Indulge in the rich and velvety flavors of this Creamy Caramel Cake, a perfect dessert for any occasion. This cake features a moist, buttery sponge layered with luscious caramel cream frosting and drizzled with homemade caramel sauce. The combination of sweet, creamy, and slightly salty caramel notes creates a heavenly bite that melts in your mouth. Whether you’re making it for a celebration or just to satisfy a sweet craving, this cake is guaranteed to impress.
Ingredients:
For the Cake:
- 2 ½ cups (310g) all-purpose flour
- 1 ½ teaspoons baking powder
- ½ teaspoon baking soda
- ½ teaspoon salt
- 1 cup (226g) unsalted butter, softened
- 1 ¾ cups (350g) granulated sugar
- 4 large eggs
- 2 teaspoons vanilla extract
- 1 cup (240ml) buttermilk
For the Caramel Sauce:
- 1 cup (200g) granulated sugar
- ½ cup (120ml) heavy cream
- 4 tablespoons (56g) unsalted butter
- 1 teaspoon vanilla extract
- ½ teaspoon salt
For the Caramel Cream Frosting:
- 1 cup (226g) unsalted butter, softened
- 3 cups (360g) powdered sugar
- ½ cup (120ml) prepared caramel sauce (cooled)

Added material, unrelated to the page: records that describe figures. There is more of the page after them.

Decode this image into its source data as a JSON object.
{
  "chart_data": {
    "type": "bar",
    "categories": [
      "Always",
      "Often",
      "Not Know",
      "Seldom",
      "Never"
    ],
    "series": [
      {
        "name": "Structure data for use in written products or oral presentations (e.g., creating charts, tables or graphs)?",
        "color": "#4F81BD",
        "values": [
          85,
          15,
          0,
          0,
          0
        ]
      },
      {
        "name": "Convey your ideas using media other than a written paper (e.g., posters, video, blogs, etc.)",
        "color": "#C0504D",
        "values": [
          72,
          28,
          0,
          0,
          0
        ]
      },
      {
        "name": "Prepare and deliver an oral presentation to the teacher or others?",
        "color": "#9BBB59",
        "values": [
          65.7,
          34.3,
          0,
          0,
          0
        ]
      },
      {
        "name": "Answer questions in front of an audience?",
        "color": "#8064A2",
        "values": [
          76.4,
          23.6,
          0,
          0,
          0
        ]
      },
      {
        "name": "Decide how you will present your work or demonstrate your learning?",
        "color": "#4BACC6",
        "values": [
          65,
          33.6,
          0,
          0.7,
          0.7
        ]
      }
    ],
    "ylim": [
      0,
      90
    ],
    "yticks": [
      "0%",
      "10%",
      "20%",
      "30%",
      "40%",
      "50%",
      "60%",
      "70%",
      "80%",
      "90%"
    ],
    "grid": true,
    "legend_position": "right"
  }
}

- 2 tablespoons heavy cream (adjust as needed)
- ½ teaspoon salt
Instructions:
Step 1: Make the Cake Batter
- Preheat your oven to 350°F (175°C). Grease and line two 9-inch (23 cm) round cake pans with parchment paper.

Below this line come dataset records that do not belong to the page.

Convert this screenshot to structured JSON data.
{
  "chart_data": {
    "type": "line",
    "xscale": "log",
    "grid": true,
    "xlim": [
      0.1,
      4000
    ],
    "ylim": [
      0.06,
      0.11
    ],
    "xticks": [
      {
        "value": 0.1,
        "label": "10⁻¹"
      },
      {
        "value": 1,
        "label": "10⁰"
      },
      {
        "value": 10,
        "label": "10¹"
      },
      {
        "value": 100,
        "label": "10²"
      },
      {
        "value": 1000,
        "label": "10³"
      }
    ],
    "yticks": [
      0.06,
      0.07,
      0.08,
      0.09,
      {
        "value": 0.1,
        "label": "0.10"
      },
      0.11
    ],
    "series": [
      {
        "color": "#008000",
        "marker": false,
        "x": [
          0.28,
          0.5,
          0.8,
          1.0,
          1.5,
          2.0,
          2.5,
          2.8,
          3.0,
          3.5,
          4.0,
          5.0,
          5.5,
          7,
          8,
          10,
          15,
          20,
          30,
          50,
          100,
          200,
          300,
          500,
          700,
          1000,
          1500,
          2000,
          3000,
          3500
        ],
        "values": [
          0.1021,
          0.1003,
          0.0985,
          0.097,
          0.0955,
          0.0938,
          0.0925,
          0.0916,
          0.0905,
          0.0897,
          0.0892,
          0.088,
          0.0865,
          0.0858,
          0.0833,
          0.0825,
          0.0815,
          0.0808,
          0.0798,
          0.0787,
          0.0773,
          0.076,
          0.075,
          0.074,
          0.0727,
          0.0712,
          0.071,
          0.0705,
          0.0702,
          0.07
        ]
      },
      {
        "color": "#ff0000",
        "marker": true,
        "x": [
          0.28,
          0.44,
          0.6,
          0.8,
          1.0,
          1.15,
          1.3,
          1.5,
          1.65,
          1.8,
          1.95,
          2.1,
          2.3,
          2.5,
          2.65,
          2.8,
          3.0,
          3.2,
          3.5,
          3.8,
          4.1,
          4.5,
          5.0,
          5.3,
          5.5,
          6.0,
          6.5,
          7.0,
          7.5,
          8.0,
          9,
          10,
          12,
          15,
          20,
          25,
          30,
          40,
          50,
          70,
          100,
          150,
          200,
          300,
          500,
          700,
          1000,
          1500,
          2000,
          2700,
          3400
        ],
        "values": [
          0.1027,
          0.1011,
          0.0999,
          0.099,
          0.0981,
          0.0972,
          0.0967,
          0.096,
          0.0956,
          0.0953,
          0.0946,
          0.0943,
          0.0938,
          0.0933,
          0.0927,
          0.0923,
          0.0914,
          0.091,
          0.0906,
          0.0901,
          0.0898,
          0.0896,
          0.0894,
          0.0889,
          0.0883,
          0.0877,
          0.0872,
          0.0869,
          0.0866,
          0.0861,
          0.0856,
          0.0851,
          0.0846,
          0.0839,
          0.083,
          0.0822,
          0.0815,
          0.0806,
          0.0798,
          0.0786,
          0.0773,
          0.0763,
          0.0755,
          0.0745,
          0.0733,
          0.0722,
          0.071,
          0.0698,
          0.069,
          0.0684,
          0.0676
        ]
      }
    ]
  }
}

- In a medium bowl, sift together the flour, baking powder, baking soda, and salt. Set aside.
- In a large mixing bowl, beat the butter and sugar together on medium speed until light and fluffy (about 2-3 minutes).

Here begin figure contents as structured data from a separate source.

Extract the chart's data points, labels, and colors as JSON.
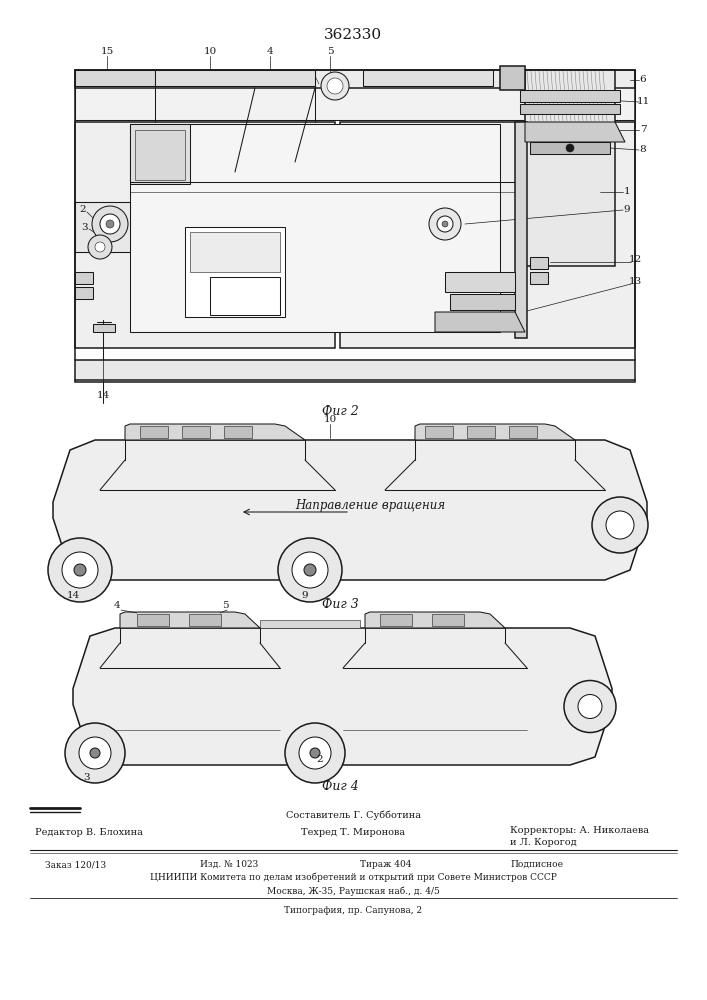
{
  "patent_number": "362330",
  "background_color": "#ffffff",
  "fig_width": 7.07,
  "fig_height": 10.0,
  "dpi": 100,
  "title_text": "362330",
  "title_fontsize": 11,
  "fig2_caption": "Фиг 2",
  "fig3_caption": "Фиг 3",
  "fig4_caption": "Фиг 4",
  "staff_compose": "Составитель Г. Субботина",
  "staff_editor": "Редактор В. Блохина",
  "staff_tech": "Техред Т. Миронова",
  "staff_correct1": "Корректоры: А. Николаева",
  "staff_correct2": "и Л. Корогод",
  "info_line1_col1": "Заказ 120/13",
  "info_line1_col2": "Изд. № 1023",
  "info_line1_col3": "Тираж 404",
  "info_line1_col4": "Подписное",
  "info_line2": "ЦНИИПИ Комитета по делам изобретений и открытий при Совете Министров СССР",
  "info_line3": "Москва, Ж-35, Раушская наб., д. 4/5",
  "info_line4": "Типография, пр. Сапунова, 2",
  "dc": "#1a1a1a",
  "lw_thin": 0.4,
  "lw_med": 0.75,
  "lw_thick": 1.1,
  "label_fs": 7.5,
  "caption_fs": 9,
  "footer_fs": 7,
  "info_fs": 6.5
}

- Add the eggs, one at a time, beating well after each addition. Stir in the vanilla extract.
- Gradually alternate adding the dry ingredients and buttermilk to the butter mixture, starting and ending with the dry ingredients. Mix until just combined.
- Divide the batter evenly between the prepared cake pans and smooth the tops.
Step 2: Bake the Cake
- Bake in the preheated oven for 25-30 minutes, or until a toothpick inserted into the center comes out clean.
- Allow the cakes to cool in the pans for 10 minutes, then transfer them to a wire rack to cool completely.
Step 3: Prepare the Caramel Sauce
- In a medium saucepan, heat the sugar over medium heat, stirring constantly with a heat-resistant spatula. The sugar will gradually melt and turn into a golden brown liquid.
- Once fully melted, carefully add the butter (it will bubble vigorously). Stir until fully combined.
- Slowly pour in the heavy cream while stirring continuously. Let the mixture bubble for 1 minute, then remove from heat.
- Stir in the vanilla extract and salt. Let the caramel cool to room temperature before using.
Step 4: Make the Caramel Cream Frosting
- In a large bowl, beat the butter on medium-high speed until creamy (about 2 minutes).
- Gradually add the powdered sugar and mix until combined.
- Pour in the cooled caramel sauce and heavy cream, then beat until smooth and fluffy. If needed, adjust the consistency by adding more cream.
Step 5: Assemble the Cake
- Place one cake layer on a serving plate. Spread a generous amount of caramel cream frosting over the top.
- Place the second cake layer on top and frost the entire cake with the remaining caramel frosting.
- Drizzle extra caramel sauce over the cake for a beautiful finish.
- Optionally, sprinkle with a pinch of sea salt for a salted caramel touch.
Serving & Calories:
- Servings: 12 slices
- Calories per slice: Approximately 480-520 kcal
Final Thoughts:
This Creamy Caramel Cake is an irresistible treat that combines a buttery cake with a rich caramel flavor in every bite. Whether you serve it as a birthday cake or a weekend indulgence, it’s sure to be a crowd-pleaser. Serve with a scoop of vanilla ice cream or a hot cup of coffee for the ultimate dessert experience! Enjoy!